Increasing pressure from regulators to improve data monitoring capabilities in the light of several recent market crises is leading Australian banks to invest in real-time market surveillance tools.
Software AG vice president Dr John Bates, who is in Australia talking to banks and others about ‘big fast data’, said the group had recently sealed a deal with a large Australian bank.
“Like many banks around the world they are getting a lot of regulatory pressure to make sure that they police their own systems well and run an orderly trading floor,” Bates told iTnews.
“We’re doing real-time market surveillance, allowing banks, exchanges and regulators to find patterns that indicate that things are going wrong, such as rogue traders, market abuse or things going outside their normal operating parameters, and actually stop it before its too late.”
Earlier this year, the Australian Securities and Investments Commission introduced new rules requiring banks and stockbrokers to boost their monitoring and data storage capability, as part of a review of dark liquidity and high-frequency trading.
At the time the regulator described algorithmic trading as “the new normal".
Now, the same technology that has been used by banks for algorithmic and high-frequency trading, as well as compliance reporting, is being used to help identify and prevent rogue traders.
In June, Software AG acquired Apama, a company originally co-founded by Bates and later sold to Progress Software.
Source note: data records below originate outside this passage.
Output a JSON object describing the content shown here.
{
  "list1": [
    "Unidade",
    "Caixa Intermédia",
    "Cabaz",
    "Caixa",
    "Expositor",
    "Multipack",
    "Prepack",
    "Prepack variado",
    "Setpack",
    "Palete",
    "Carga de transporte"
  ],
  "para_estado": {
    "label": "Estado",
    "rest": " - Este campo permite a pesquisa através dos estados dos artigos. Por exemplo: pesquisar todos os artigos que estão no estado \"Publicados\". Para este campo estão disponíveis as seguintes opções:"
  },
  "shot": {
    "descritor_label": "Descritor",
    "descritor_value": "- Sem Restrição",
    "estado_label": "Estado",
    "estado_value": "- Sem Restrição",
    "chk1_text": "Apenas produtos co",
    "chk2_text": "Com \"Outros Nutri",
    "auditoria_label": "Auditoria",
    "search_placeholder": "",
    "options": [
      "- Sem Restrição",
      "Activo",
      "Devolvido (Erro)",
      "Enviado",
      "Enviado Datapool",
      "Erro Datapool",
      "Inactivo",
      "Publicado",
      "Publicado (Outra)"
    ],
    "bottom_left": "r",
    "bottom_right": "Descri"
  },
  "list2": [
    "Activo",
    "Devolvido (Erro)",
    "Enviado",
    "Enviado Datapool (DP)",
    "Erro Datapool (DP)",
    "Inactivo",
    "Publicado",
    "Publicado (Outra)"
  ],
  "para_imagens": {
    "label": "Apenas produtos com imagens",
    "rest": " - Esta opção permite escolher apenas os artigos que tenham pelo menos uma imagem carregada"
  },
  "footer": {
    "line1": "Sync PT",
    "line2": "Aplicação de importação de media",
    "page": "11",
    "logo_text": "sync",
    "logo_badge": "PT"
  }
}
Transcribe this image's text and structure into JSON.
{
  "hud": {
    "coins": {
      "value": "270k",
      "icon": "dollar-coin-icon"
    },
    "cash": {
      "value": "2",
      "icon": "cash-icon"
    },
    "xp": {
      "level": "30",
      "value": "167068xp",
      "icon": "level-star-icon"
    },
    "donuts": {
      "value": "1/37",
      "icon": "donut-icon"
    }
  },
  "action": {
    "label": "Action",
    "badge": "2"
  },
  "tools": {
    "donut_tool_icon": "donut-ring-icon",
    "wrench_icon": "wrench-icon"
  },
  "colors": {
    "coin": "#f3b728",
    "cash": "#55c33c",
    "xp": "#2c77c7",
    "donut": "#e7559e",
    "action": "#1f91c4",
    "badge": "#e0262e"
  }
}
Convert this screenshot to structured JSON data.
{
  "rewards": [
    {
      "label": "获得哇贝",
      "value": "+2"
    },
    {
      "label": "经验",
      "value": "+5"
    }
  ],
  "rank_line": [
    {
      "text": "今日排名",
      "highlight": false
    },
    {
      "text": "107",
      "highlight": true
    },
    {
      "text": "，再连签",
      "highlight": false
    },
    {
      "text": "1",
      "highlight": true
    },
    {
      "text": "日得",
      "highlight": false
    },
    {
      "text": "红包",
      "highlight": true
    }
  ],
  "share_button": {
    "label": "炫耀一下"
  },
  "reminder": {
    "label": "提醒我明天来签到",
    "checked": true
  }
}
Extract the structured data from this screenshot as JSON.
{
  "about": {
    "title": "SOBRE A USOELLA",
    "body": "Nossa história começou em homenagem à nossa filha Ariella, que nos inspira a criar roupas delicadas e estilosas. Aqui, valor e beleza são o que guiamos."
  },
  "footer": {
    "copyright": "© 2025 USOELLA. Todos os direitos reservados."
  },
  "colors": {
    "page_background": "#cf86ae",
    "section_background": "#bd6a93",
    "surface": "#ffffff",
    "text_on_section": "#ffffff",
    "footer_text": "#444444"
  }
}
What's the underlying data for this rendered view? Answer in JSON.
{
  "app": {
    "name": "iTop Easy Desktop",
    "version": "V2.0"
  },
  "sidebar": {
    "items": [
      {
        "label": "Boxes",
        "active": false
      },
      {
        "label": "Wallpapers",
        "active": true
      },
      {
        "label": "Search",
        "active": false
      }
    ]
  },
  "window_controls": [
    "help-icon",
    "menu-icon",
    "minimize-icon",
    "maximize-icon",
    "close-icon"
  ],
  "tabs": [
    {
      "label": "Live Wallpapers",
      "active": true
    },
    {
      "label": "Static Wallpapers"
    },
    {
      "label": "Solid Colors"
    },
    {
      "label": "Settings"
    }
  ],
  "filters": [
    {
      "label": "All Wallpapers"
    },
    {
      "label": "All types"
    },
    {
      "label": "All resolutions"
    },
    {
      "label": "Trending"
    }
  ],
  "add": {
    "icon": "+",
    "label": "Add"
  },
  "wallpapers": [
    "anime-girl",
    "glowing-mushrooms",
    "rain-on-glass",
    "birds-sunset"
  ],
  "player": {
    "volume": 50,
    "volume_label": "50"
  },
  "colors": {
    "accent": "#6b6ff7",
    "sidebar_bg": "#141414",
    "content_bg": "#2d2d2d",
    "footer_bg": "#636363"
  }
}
Apama specialises in complex event processing, analysing large volumes of data and looking for patterns and correlations.
Apama already counts the Commonwealth Bank as a customer of its platform for algorithmic trading.
“Businesses increasingly have a shorter and shorter time window to make high quality decisions before the data goes stale,” Bates said.
Apama has built up a library of around 50 well-known patterns that help organisations identify things like insider trading, but Bates said such systems were continuing to evolve as they relied more on self learning.
“The key thing is new (patterns) are emerging all the time, and some can be specific to geographies, so we’re learning that some things are specific to Australia, as they always are.”
As real-time processing of data improves, monitors can incorporate real-time market data, real-time news, information shared on messaging networks and even the keystrokes and logins of traders.
“What you can do with all that information, as well as large quantities of historical information, is say what is normal. We know what time traders come in, what time they login, what they trade.
“Once you know the benchmark of normal and are continuously updating that in real-time you can spot something abnormal when it happens.”
Wolters Kluwer Asia-Pacific finance market manager Matthias Coessens said his firm was also seeing increased demand from clients for real-time reporting for compliance purposes.
Wolters Kluwer recently signed ANZ Bank up to its data analytics and reporting platform.
“A core issue for reporting is the mapping and categorisation of the organisation’s data to the many different reports required by the various regulators and other stakeholders,” Jack Cornford, head of Markets Finance Systems at ANZ said in a statement.
“With this solution, core mapping is done once by Wolters Kluwer Financial Services, saving us and their other customers the time required to duplicate this high risk and high cost exercise.”
Coessens said ANZ would initially be using the platform to deliver a single view of transactional trading data across its risk and finance units, informing things like hedging strategies and budget forecasting.
He said in the future ANZ could use the platform for real-time tracking of anomalies, but for now it was focused on adjusting its source systems to deliver real-time data, and improving data quality.
“Most of the institutions face data quality issues and also most of the time resources are spent purely on process and not that much on making decisions,” Coessens said.
“We start off with one central data architecture and on top of that the platform, then run different sets of calculations that go across risk and finance, such as liquidity.”
Coessens said with increased reporting and monitoring was coming increased volumes of data.
“We can’t overwrite any data so the need for big data sets has increased. We’re working very closely with Microsoft to handle the big volumes nowadays.
“On top of that the trend in the industry for real-time information makes it more complex…the speed of being able to do things and make decisions is very important, things like intra-day liquidity and intra-day P&L use allow people to react as soon as possible.”